OK, let's try a back of the envelope...
http://www.slac.stanford.edu/econf/C0805263/Slides/Budge.pdf states that the total anti-neutrino count from a supernova is on the order of 1e58 and the neutrino energy is on the order of 40MeV. Let's imagine all of these neutrinos would go trough earth, which is the worst case scenario.
The nuclear cross section of 40MeV neutrinos is given by http://cupp.oulu.fi/neutrino/nd-cross.html as 9.3e-48m^2(En/1MeV)^2, which would lead to an effective cross section of roughly sigma=1.5e-44m^2 at 40MeV.
With the total exposed area of Earth being 3.14*6.5e6m^2=1.3e+14m^2, we get an integrated neutrino flux of Jint=1e58/1.3e14m^2=7.7e43 particles/m^2.
The total number of atoms in the planet is around N=1.3*e50, so the total number of reactions is Jint*N*sigma=(1e58/1.3e14)*1.3e50*1.5e-44=1.5e50.
This means a fraction of 1e-8 of the neutrinos are absorbed, and basically every nucleus gets hit about once. (And I think I forgot a fudge factor of 1/2 for the spherical shape of the planet).
I would call this a rather unhealthy outcome, as the whole planet would basically become one giant ball of radioactive plasma.
Now, if we raise the distance, the total number of neutrinos hitting us goes down with 4pi(d/r)^2. Let's make that multiplier a factor of 1e-8, which would still wipe out all of life, but only deposit about the amount of energy in a chemical reaction per atom. Now the planet would melt, or stay barely solid, but would have to be at a distance of roughly 8000 earth radii from the source. That's about a third of an astronomical unit.

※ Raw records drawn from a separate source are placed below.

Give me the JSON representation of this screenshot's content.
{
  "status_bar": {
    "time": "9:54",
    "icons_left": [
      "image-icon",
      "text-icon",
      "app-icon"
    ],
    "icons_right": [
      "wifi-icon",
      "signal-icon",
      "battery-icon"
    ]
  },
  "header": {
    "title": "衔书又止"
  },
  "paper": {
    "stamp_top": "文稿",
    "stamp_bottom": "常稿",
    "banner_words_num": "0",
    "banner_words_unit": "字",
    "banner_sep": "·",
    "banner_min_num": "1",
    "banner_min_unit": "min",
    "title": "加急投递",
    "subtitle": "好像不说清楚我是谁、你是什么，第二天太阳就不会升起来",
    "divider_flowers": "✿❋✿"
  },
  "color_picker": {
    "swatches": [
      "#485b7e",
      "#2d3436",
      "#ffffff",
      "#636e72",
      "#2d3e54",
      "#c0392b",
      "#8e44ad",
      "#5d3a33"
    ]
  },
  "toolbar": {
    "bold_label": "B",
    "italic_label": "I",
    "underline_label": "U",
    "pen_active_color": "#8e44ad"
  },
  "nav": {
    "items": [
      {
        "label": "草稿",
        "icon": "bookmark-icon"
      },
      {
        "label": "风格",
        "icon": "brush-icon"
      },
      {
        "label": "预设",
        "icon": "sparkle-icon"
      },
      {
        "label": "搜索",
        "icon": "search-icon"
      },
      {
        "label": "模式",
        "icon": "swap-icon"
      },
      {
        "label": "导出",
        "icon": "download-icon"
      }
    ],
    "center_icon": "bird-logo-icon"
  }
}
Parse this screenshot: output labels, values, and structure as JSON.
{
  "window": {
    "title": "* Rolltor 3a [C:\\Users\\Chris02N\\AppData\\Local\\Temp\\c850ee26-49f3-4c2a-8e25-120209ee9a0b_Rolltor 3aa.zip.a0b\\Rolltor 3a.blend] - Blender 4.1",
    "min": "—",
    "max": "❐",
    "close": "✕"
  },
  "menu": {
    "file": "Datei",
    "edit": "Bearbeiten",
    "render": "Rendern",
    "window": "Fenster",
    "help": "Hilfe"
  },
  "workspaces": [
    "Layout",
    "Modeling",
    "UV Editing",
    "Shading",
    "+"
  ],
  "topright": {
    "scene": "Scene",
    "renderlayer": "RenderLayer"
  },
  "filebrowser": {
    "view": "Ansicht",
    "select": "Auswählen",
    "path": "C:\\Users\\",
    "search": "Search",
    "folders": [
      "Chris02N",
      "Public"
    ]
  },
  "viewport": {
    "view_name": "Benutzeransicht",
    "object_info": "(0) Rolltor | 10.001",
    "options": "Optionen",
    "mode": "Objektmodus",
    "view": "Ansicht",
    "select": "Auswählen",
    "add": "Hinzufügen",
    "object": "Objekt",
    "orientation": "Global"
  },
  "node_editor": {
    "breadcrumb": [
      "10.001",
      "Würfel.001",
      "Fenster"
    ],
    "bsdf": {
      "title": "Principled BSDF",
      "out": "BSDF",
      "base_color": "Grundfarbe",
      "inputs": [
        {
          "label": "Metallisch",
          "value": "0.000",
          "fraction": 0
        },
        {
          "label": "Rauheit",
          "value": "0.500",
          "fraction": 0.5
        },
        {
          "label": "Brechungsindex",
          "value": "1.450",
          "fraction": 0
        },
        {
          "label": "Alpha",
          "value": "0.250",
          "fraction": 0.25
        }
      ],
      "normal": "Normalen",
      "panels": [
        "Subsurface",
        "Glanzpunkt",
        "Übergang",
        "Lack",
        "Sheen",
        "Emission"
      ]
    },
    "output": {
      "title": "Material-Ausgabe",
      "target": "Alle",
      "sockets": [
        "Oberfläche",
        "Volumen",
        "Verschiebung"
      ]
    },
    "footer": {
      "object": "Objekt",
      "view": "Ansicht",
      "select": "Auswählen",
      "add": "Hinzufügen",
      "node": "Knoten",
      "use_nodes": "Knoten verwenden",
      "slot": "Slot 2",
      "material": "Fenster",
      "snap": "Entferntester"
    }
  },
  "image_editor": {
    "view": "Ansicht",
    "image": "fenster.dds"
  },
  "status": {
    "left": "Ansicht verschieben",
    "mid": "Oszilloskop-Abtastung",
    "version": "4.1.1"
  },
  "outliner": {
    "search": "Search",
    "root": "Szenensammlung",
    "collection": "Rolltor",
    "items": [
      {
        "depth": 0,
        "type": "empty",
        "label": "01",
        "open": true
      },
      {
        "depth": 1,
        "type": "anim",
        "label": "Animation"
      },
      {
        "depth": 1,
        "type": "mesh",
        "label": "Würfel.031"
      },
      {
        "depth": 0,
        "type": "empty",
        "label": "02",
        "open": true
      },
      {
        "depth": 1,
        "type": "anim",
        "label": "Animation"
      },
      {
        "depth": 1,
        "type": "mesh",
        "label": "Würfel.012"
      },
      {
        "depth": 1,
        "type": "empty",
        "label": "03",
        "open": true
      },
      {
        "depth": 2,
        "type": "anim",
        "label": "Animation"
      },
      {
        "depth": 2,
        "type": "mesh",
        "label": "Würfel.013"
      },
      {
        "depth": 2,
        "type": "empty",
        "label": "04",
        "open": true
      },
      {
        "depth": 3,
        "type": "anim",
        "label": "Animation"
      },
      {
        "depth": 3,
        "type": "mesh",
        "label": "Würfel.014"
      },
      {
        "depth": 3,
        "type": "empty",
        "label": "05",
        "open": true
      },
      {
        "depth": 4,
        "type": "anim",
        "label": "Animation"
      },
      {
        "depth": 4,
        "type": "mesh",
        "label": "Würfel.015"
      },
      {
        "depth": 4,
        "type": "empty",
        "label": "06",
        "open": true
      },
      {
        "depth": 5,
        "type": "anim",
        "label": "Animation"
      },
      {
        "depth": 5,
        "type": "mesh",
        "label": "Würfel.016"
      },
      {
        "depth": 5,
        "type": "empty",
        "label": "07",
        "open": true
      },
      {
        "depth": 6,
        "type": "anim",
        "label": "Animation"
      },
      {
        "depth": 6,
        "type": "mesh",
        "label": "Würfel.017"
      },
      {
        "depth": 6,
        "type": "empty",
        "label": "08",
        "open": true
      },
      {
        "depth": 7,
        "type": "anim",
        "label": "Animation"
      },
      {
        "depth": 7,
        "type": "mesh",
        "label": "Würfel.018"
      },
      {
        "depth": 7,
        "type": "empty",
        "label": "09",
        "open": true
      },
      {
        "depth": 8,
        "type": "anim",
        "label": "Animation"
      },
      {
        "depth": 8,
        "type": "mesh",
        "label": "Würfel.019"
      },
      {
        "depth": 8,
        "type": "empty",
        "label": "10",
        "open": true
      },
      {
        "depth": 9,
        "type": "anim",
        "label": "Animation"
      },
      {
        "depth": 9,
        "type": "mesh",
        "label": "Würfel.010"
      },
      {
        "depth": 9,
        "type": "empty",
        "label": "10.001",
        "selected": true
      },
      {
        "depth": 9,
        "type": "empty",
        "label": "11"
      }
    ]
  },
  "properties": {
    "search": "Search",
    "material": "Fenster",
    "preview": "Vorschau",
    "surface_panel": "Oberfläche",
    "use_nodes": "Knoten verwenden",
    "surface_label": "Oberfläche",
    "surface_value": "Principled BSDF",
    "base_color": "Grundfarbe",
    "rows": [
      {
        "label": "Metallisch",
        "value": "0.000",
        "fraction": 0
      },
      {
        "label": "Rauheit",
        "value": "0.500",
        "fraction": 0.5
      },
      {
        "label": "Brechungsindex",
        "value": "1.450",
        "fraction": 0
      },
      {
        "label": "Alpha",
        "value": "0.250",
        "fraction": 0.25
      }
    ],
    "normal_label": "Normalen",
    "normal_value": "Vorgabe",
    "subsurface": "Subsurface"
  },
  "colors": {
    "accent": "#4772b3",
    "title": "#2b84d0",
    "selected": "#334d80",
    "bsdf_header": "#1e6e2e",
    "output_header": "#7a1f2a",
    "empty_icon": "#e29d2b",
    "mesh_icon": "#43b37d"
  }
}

To prevent complete destruction of the biosphere (let's give, at least, the cockroaches a chance), we need another factor of 1000, or so, which now means we have to be 0.3AU*sqrt(1000)=10AU from the supernova, just to survive the neutrinos.
And now I apologize, if I am completely wrong about all of this... I haven't been a student for a long, long time.